Reviews | Written by Andrew Pollard 29/11/2020



With Peter Jackson’s The Hobbit and The Lord of the Rings trilogies getting new 4K restorations overseen by Jackson himself, let’s shine the spotlight here on the iconic LOTR offerings.

It’s absolutely nuts to think its nearly 20 years since our first cinematic trip to Middle-Earth, but here we are, 19 years on and with so many fond memories associated with this legendary triumvirate of films. And boy, does this 4K restoration serve The Lord of the Rings well.

Plot-wise, a ragtag group find themselves on a mission to destroy the One Ring and defeat the nefarious Sauron once and for all. Chances are, you’re already well, well, well aware of the antics and adventures documented in The Fellowship of the Ring, The Two Towers and The Return of the King, of course.

The selling factor here is obviously the 4K treatment given to The Lord of the Rings. With this restoration and a new beefed-up Atmos audio, the viewing experience served up by this release is something truly special. It’s almost redundant to say that The Lord of the Rings has never looked or sounded better, but that’s the undeniable truth.

Whereas the most recent Blu-ray release of this trilogy tried to lighten up certain moments, the 4K restoration pulls back on that – and the movies are visually so much better for that. Instead of brightening scenes as a way to show more of what’s on screen, the 4K means that Jackson and his team can simply rely on the greater detail of 4K to proudly show off the intricacies of the trilogy and the sheer time and effort that went into bringing J.R.R. Tolkien’s source material to the screen. From characters, to armour, to weaponry, to landscapes and more, The Lord of the Rings in 4K is an utter delight.
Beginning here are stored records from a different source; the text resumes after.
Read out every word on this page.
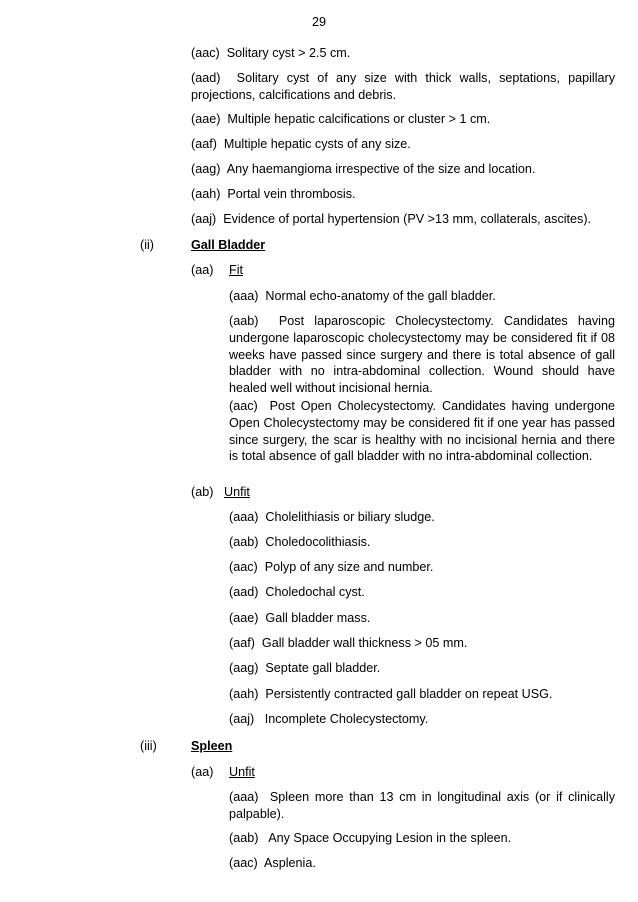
29
(aac) Solitary cyst > 2.5 cm.
(aad) Solitary cyst of any size with thick walls, septations, papillary projections, calcifications and debris.
(aae) Multiple hepatic calcifications or cluster > 1 cm.
(aaf) Multiple hepatic cysts of any size.
(aag) Any haemangioma irrespective of the size and location.
(aah) Portal vein thrombosis.
(aaj) Evidence of portal hypertension (PV >13 mm, collaterals, ascites).
(ii)	Gall Bladder
(aa) Fit
(aaa) Normal echo-anatomy of the gall bladder.
(aab) Post laparoscopic Cholecystectomy. Candidates having undergone laparoscopic cholecystectomy may be considered fit if 08 weeks have passed since surgery and there is total absence of gall bladder with no intra-abdominal collection. Wound should have healed well without incisional hernia.
(aac) Post Open Cholecystectomy. Candidates having undergone Open Cholecystectomy may be considered fit if one year has passed since surgery, the scar is healthy with no incisional hernia and there is total absence of gall bladder with no intra-abdominal collection.
(ab) Unfit
(aaa) Cholelithiasis or biliary sludge.
(aab) Choledocolithiasis.
(aac) Polyp of any size and number.
(aad) Choledochal cyst.
(aae) Gall bladder mass.
(aaf) Gall bladder wall thickness > 05 mm.
(aag) Septate gall bladder.
(aah) Persistently contracted gall bladder on repeat USG.
(aaj) Incomplete Cholecystectomy.
(iii)	Spleen
(aa) Unfit
(aaa) Spleen more than 13 cm in longitudinal axis (or if clinically palpable).
(aab) Any Space Occupying Lesion in the spleen.
(aac) Asplenia.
One slightly negative aspect for some of this 4K release, though, is that there is no new bonus material included. In fact, that’s no bonus material, period. Across the nine discs that comprise this release – the theatrical editions of the movies getting one disc a-piece, and the extended editions spread across two discs each – there’s zero special features or additional content included. On that front, a further ‘ultimate’ release is scheduled for next year which will included new bonus features – which then poses the question of whether to commit to this release or hold off until next year.

The Lord of the Rings is one of the best 4K releases that we’ve seen in terms of the visuals and audio on offer, but that next new edition being on the horizon may be enough to put some fans off from picking this one up. Ultimately, it comes down to how much you value special features – and new ones, at that.